Kürdistan Cumhuriyeti’nin Kurucusu Qazi Muhammed’in İran yönetimi tarafından 31 Mart 1947 yılında idam edilmesinin üzerinden 73 yıl geçti.
31 Mart 1947 yılında Mahabad’da İran tarafından idam edilen Qazi Muhammed’in şehit olmasının üzerinden 73 yıl geçti.
22 Ocak 1946’da Mahabad Çarçıra Meydanı’nda Qazi Muhammed’in öncülüğünde, Mele Mustafa Barzani’nin ve Mahabad halkının da hazır bulunduğu merasimde Kürdistan Bayrağı göndere çekilmesiyle Kürdistan Cumhuriyeti ilan edildi.
Parlamento’nun 11 Şubat 1946’da yapılan 30 üyeli ilk toplantısında Cumhurbaşkanı seçilen Qazi Muhammed, Mele Mustafa Barzani’yi de Kürdistan Cumhuriyeti’nin Genelkurmay Başkanı olarak görevlendirdi.
Qazi Muhammed parlamentodaki yemin töreninde, şu yemini etti:
“Allah’ın büyüklüğü, Kuran-ı Kerim’in kutsallığı, ülkem ve bayrağım üzerine ant içiyorum ki, kanımın son damlasına ve son nefesime kadar, canımla ve malımla, özgürlük yolunda bayrağımızın göklerde dalgalanması için çalışacağıma söz veriyorum.”
11 aylık kısa ömründe büyük ulusal, edebi ve kültürel hizmetler veren Kürdistan Cumhuriyeti’nde Kürtçe resmi dil ilan edildi ve okullarda Kürtçe eğitim verilmeye başlandı.
Bu çerçevede, “Kürdistan” gazetesi ve Hawar, Hilale, Agir, Gelawêj ve Nıştiman dergileri yayınlandı. Kürtçe radyo yayımları başlatıldı ve Kürt dili ve edebiyatının gelişmesi için çalışmalar yürütüldü.
16 Kasım 1946’da Sovyetler Birliği’nin (SSCB) İran’dan çekilmesinin ardından, İngiltere’nin desteğini alan İran, bütün gücüyle Kürdistan Cumhuriyeti’ne saldırır.
Qazi Muhammed, Kürtlerin katliamlara maruz kalmaması için İran yönetimiyle anlaşma kararı alır. İran Ordusu 17 Aralık 1946 yılında Mahabad kentini işgal ederek Mahabad Kürt Cumhuriyeti’ni yıktı.
İran yönetimi 2 gün süren göstermelik bir mahkemenin ardından Qazi Muhammed’i idam cezasına çarptırdı. Qazi Muhammed, kardeşi Sedr Qazi ile kuzeni Seyf Qazi 31 Mart 1947’de Çarçıra Meydanı’ında idam edildi.
Qazi Muhammed yazdığı vasiyetnamede Kürtlere birlik ve ittifakı, şu sözlerle tembihledi:
“Ben ömrümün son saatlerini yaşıyorum.
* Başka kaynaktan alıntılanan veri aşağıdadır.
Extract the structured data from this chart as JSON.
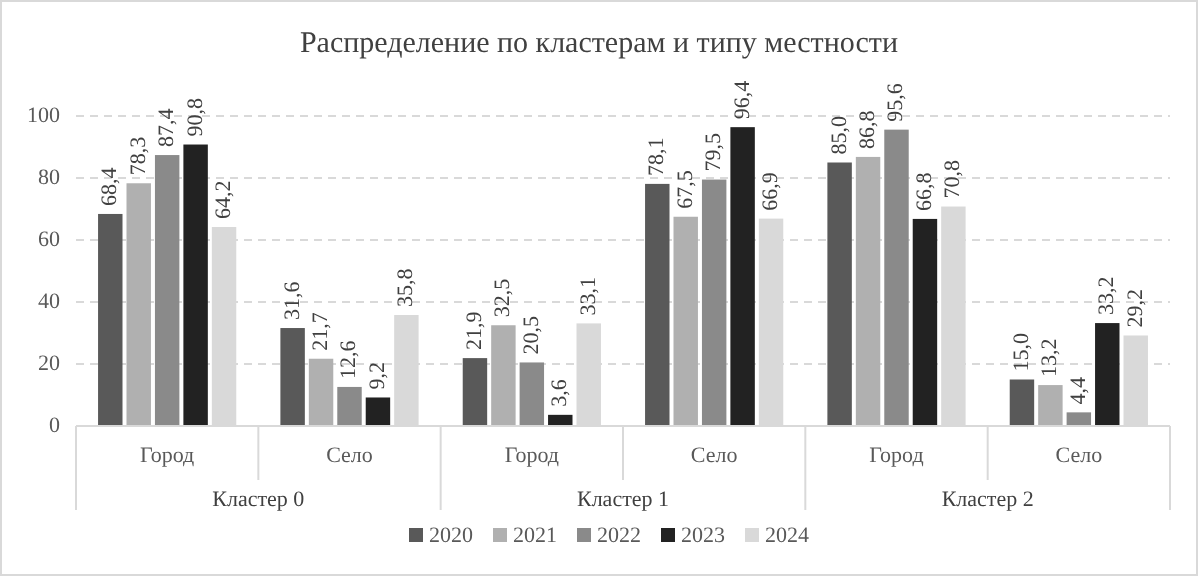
{
  "chart_data": {
    "type": "bar",
    "title": "Распределение по кластерам и типу местности",
    "categories": [
      "Город",
      "Село",
      "Город",
      "Село",
      "Город",
      "Село"
    ],
    "annotations": [
      "Кластер 0",
      "Кластер 1",
      "Кластер 2"
    ],
    "series": [
      {
        "name": "2020",
        "color": "#595959",
        "values": [
          68.4,
          31.6,
          21.9,
          78.1,
          85.0,
          15.0
        ],
        "value_labels": [
          "68,4",
          "31,6",
          "21,9",
          "78,1",
          "85,0",
          "15,0"
        ]
      },
      {
        "name": "2021",
        "color": "#b0b0b0",
        "values": [
          78.3,
          21.7,
          32.5,
          67.5,
          86.8,
          13.2
        ],
        "value_labels": [
          "78,3",
          "21,7",
          "32,5",
          "67,5",
          "86,8",
          "13,2"
        ]
      },
      {
        "name": "2022",
        "color": "#8a8a8a",
        "values": [
          87.4,
          12.6,
          20.5,
          79.5,
          95.6,
          4.4
        ],
        "value_labels": [
          "87,4",
          "12,6",
          "20,5",
          "79,5",
          "95,6",
          "4,4"
        ]
      },
      {
        "name": "2023",
        "color": "#222222",
        "values": [
          90.8,
          9.2,
          3.6,
          96.4,
          66.8,
          33.2
        ],
        "value_labels": [
          "90,8",
          "9,2",
          "3,6",
          "96,4",
          "66,8",
          "33,2"
        ]
      },
      {
        "name": "2024",
        "color": "#d9d9d9",
        "values": [
          64.2,
          35.8,
          33.1,
          66.9,
          70.8,
          29.2
        ],
        "value_labels": [
          "64,2",
          "35,8",
          "33,1",
          "66,9",
          "70,8",
          "29,2"
        ]
      }
    ],
    "ylim": [
      0,
      100
    ],
    "yticks": [
      0,
      20,
      40,
      60,
      80,
      100
    ],
    "grid": "y",
    "legend": "bottom"
  }
}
Allah aşkına artık birbirinize düşmanlık etmeyin, birbirinizi destekleyerek düşmana ve zalimlere karşı durun. Kendinizi düşmana bedava satmayın.
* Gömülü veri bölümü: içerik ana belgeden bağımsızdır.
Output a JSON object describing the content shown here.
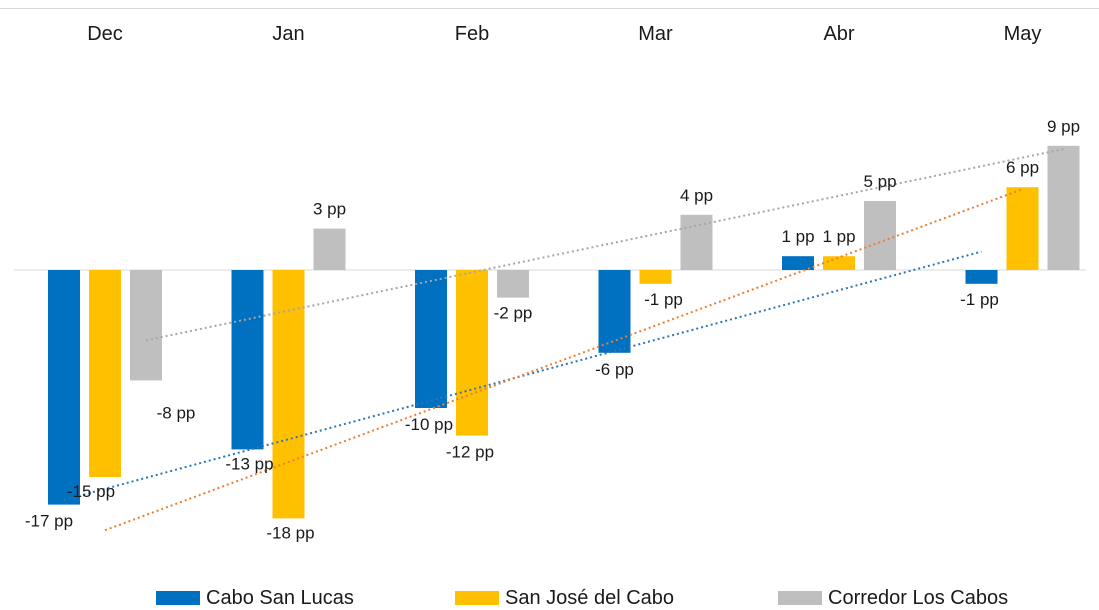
{
  "chart_data": {
    "type": "bar",
    "categories": [
      "Dec",
      "Jan",
      "Feb",
      "Mar",
      "Abr",
      "May"
    ],
    "unit_suffix": " pp",
    "series": [
      {
        "name": "Cabo San Lucas",
        "color": "#0070C0",
        "trend_color": "#2e75b6",
        "values": [
          -17,
          -13,
          -10,
          -6,
          1,
          -1
        ]
      },
      {
        "name": "San José del Cabo",
        "color": "#FFC000",
        "trend_color": "#ed7d31",
        "values": [
          -15,
          -18,
          -12,
          -1,
          1,
          6
        ]
      },
      {
        "name": "Corredor Los Cabos",
        "color": "#BFBFBF",
        "trend_color": "#a6a6a6",
        "values": [
          -8,
          3,
          -2,
          4,
          5,
          9
        ]
      }
    ],
    "trendlines": "linear, dotted, one per series",
    "legend_position": "bottom",
    "category_labels_position": "top",
    "grid": false
  }
}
Kürt halkının düşmanları çoktur, zorba ve acımasızdırlar. Her halkın, ulusun başarı sembolü, birliktir, işbirliği ve dayanışmadır. Birliğini sağlamayan, ittifakı olmayan her halk, her zaman düşmanın baskısına maruz kalır, ezilir.
Kürtlerin, yeryüzünde yaşayan diğer halklardan hiç bir eksiği yoktur. Hatta siz yiğitliğinizle, fedakârlığınızla, baskıdan kurtulan halklardan daha ileridesiniz. Düşman, işinin gerektiği kadarıyla sizi ister ve işi bittikten sonra size hiç acımaz, sizi hiç affetmez. Düşmanlarının zulmünden kurtulan halklar da sizin gibiydiler, ama onlar kurtuluş için birliklerini sağlamışlardı.
Yeryüzündeki tüm halklar gibi artık siz de baskıdan kurtulun. Birlik olursanız, birbirinizi kıskanmazsanız, kendinizi düşmana satmazsanız, siz de kurtulursunuz.”